Aangeefster heeft op 31 augustus 2021 tijdens een ‘informatief gesprek zeden’ verklaard dat verdachte meerdere keren seksuele handelingen bij haar heeft verricht tegen haar zin en ook toen ze lag te slapen. Tijdens haar aangifte op 14 oktober 2021 en een aanvullend verhoor op 14 februari 2023 is zij in essentie bij haar eerste verklaring gebleven.
Naar het oordeel van de rechtbank kan in het dossier onvoldoende ondersteunend bewijs voor de verklaring van aangeefster worden gevonden. De officier van justitie heeft aangevoerd dat de latere spijtbetuigingen van verdachte in WhatsApp-berichten en in het opgenomen spraakbericht steunbewijs zijn voor de verklaring van aangeefster dat de seksuele handelingen niet vrijwillig waren en dat hij bij haar seksuele handelingen heeft verricht terwijl zij sliep.
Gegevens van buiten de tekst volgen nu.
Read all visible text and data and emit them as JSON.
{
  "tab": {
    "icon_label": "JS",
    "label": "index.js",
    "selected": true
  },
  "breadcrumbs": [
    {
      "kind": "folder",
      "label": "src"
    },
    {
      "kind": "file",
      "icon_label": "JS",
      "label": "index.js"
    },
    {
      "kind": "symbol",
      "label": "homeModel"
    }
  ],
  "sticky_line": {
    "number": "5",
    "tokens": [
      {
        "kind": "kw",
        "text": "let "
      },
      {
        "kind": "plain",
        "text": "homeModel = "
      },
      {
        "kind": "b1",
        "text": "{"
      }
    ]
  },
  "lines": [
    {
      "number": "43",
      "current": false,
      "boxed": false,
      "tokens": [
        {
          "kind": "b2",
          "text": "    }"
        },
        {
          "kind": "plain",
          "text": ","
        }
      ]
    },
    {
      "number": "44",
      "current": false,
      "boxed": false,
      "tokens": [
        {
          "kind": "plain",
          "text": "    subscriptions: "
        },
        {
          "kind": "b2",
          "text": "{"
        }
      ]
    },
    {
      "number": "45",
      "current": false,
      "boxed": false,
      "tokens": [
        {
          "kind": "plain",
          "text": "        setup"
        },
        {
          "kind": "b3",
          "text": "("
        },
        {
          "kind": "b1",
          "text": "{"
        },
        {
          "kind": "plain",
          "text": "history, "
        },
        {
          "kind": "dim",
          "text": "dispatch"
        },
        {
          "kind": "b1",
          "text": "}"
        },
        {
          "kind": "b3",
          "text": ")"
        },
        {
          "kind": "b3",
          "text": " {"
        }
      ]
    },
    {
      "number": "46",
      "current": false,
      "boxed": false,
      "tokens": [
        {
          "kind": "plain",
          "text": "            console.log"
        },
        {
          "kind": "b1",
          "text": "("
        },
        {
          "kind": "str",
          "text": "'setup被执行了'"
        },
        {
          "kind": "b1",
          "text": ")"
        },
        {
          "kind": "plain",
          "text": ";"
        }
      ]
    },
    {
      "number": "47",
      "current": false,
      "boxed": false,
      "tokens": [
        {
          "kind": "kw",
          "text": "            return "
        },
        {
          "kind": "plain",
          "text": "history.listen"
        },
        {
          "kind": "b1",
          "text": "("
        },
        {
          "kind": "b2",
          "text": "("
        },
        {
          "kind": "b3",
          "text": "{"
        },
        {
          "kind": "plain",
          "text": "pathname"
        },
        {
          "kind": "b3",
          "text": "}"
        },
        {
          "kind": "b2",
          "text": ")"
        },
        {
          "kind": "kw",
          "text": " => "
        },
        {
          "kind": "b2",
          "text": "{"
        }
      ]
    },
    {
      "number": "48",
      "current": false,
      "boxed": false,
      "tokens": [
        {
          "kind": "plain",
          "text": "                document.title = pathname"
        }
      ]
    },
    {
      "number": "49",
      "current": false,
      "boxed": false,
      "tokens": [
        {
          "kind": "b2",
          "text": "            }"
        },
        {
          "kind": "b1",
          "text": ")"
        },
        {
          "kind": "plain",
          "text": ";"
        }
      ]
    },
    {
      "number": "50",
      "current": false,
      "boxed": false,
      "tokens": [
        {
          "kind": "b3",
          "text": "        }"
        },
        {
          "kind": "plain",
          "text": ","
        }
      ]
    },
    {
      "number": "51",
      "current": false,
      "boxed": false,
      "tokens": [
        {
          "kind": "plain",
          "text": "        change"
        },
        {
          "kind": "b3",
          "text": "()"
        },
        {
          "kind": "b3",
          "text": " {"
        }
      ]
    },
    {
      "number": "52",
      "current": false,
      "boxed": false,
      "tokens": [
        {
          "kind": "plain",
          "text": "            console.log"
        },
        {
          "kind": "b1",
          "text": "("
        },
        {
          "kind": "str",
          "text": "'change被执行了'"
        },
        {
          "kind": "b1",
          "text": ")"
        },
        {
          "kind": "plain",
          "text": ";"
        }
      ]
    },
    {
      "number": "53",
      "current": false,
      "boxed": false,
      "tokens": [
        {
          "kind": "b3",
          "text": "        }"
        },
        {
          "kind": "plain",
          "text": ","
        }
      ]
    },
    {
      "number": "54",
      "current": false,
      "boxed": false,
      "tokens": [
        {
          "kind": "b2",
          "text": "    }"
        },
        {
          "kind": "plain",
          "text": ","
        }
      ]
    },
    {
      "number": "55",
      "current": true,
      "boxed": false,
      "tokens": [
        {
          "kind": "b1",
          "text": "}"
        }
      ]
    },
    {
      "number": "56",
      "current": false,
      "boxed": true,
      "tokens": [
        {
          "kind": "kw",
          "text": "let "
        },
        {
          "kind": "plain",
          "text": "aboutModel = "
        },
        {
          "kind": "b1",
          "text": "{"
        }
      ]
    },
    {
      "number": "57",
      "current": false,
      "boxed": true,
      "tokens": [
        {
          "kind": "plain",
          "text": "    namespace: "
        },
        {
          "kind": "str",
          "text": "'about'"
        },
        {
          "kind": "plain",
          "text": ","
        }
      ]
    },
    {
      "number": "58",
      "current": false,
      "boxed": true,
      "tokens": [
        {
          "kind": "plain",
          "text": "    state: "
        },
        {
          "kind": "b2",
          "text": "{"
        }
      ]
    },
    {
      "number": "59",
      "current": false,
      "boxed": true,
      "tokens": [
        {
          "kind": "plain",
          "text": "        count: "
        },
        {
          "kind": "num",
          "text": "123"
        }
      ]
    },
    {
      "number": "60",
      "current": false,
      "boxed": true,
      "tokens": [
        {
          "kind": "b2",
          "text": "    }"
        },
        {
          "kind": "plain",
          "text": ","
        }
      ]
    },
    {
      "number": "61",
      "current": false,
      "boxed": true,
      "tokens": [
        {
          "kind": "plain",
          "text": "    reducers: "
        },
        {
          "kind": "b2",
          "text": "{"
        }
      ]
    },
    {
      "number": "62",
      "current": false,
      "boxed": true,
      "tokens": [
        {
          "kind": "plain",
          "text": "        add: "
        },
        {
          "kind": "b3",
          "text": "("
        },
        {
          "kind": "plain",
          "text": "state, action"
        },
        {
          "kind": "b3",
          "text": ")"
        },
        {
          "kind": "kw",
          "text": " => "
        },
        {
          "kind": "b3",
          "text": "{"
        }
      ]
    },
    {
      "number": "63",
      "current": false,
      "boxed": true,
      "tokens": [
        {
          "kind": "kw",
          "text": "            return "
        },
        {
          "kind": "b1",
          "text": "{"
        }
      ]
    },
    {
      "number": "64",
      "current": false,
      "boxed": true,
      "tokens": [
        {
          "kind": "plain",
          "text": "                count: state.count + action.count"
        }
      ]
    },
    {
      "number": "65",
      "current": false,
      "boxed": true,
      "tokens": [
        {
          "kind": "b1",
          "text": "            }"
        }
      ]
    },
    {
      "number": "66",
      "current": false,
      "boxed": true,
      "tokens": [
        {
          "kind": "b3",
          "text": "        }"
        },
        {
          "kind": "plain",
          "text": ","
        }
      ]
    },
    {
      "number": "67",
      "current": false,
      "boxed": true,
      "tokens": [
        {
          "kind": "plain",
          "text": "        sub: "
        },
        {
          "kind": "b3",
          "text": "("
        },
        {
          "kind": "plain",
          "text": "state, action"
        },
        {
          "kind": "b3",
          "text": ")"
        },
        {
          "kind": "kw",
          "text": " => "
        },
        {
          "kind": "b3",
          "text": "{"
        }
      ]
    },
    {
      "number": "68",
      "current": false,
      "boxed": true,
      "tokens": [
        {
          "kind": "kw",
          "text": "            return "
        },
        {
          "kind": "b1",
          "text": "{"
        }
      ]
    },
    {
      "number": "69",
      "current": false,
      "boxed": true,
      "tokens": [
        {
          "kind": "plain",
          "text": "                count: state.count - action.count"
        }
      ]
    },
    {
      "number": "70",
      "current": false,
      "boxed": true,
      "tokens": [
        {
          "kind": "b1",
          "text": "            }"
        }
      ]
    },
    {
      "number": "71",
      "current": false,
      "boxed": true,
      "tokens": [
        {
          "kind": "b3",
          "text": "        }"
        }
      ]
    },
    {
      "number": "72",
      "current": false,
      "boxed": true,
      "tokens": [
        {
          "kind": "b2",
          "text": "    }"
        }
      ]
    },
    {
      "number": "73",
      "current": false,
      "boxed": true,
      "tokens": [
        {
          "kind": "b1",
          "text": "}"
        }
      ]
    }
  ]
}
De rechtbank ziet dit echter niet als steunbewijs, omdat onvoldoende duidelijk wordt waar zijn spijtbetuiging precies op ziet en deze bovendien ook kan passen bij de visie van verdachte op de gebeurtenissen en bij zijn verklaring waarom hij excuses maakte. De berichten en het opgenomen gesprek zijn onvoldoende specifiek en verschaffen geen duidelijkheid over de kern van de verwijten. Hierdoor is niet voldaan aan de bewijsminimumregel en daarom zal verdachte worden vrijgesproken.

4.De beoordeling van de civiele vorderingen

De benadeelde partij [benadeelde] heeft in verband met het tenlastegelegde een vordering tot schadevergoeding ingediend. De benadeelde partij vordert € 21,03 aan materiële schade en
€ 5.000,00 aan smartengeld, telkens vermeerderd met de wettelijke rente. Verder is om oplegging van de schadevergoedingsmaatregel verzocht en om een contactverbod op grond van artikel 38v Sr.
Overweging van de rechtbank
Nu de rechtbank niet tot een bewezenverklaring komt, zal de benadeelde partij niet-ontvankelijk worden verklaard in de vordering.

5.De beslissing

De rechtbank:
 spreekt verdachte vrij van het tenlastegelegde;
 verklaart de benadeelde partij [benadeelde] niet-ontvankelijk in de vordering;
 bepaalt dat de verdachte en de benadeelde partij ieder hun eigen kosten dragen.
Dit vonnis is gewezen door mr. M.E. Snijders (voorzitter), mr. A.J.H. Steenweg en mr. J.M. Breimer, rechters, in tegenwoordigheid van mr. L.L.M. van Schaik, griffier, en uitgesproken ter openbare terechtzitting van deze rechtbank op 6 oktober 2023.